As for fairness: loser pays disincentivizes bringing lawsuits, whether meritless or meritorious. Under loser pays, certain frivolous lawsuits would not be brought, but meritorious cases that are often uphill battles would not be brought either. If you're in the business of going after polluters (like the Sierra Club), or challenging national security policies (like the EFF), the law is not on your side, even if your cause is just.

As a practical matter, you can't just take the English rule and import it into the U.S. Europe is an "ask for permission first" place, while the U.S. is "ask for forgiveness later." That allows U.S. companies to move faster, but puts the legal system in the position of being a backstop for unsafe products, financial fraud, pollution, unfairness in hiring, etc. So for example, it would be unfair to make it untenable for individuals to bring lawsuits for wrongful termination without giving them the protections against arbitrary dismissal European workers enjoy.[1]

Much of the support for loser-pays in the U.S. is an attempt by businesses to have their cake and eat it too. They don't want plaintiffs lawyers' bringing privacy lawsuits, but they're not exactly clamoring for that system to be replaced with European-style data protection laws administered by regulatory agencies.

[1] Which model is more efficient is debatable. I think in areas where causation is difficult to prove (environmental, product safety, employment discrimination), "ask for permission first" does a better job protecting the public at lower cost. But it also gives tremendous additional power to the government to micromanage the economy.

2 comments

Thank you for this analysis.

A lot of complaints about the legal system seem centered around particular cases where things seem unfair, but it's important to bear in mind that the legal system as a whole tries to optimize multiple, sometimes-contradictory objectives, and every design choice represents a tradeoff.

* The tradeoff between discouraging frivolous lawsuits vs. discouraging legitimate lawsuits is one case

* Another common complaint is that laws and regulations are complex and inscrutable -- but the tradeoff is that a simpler, shorter law will be more ambiguous and therefore actually less predictable in practice until it's been thoroughly litigated

Sometimes it surprises me that professional software engineers deal with systems design tradeoffs every day in their own work, but then fail to see that systems design logic also applies to human institutions.

> Sometimes it surprises me that professional software engineers deal with systems design tradeoffs every day in their own work, but then fail to see that systems design logic also applies to human institutions.

I think it's because the equilibriums look much worse. Even if your system is a pile of hacks on top of hacks, it might at least be good enough right now. Not to mention that sometimes you engineer something that works pretty well.

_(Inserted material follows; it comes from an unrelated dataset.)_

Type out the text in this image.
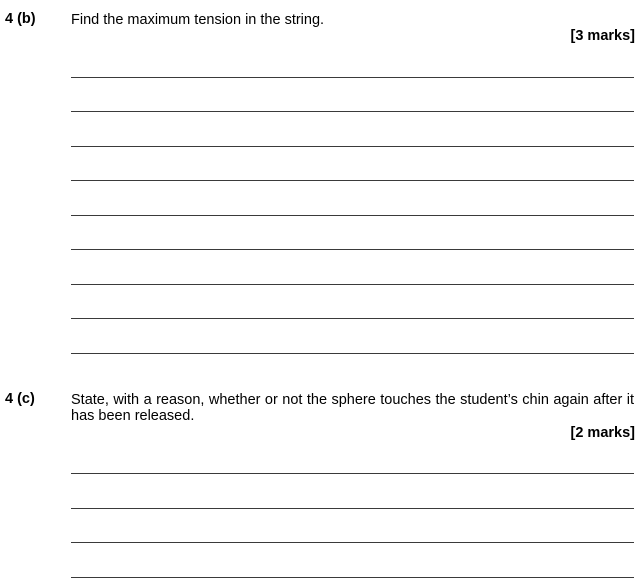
4 (b) Find the maximum tension in the string.
[3 marks]
4 (c) State, with a reason, whether or not the sphere touches the student’s chin again after it has been released.
[2 marks]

Meanwhile the legal system often fails even for the exact situations considered when the rules were made, and there's pretty much no one would feel there isn't some gross injustice happening within it quite frequently (though the injustice may vary).

You could always award reasonable costs to the winner in patent law cases though. You don't have to fix the whole legal system in one go.

Interesting to see you advocate for "ask forgiveness later", one could render that as "if you're rich the legislature is happy as long as you give it a cut". You might as well ditch all corporate application of the law and just increase business taxes, same result but more economical.

I'm pretty sure I said: "I think in areas where causation is difficult to prove (environmental, product safety, employment discrimination), 'ask for permission first' does a better job protecting the public at lower cost."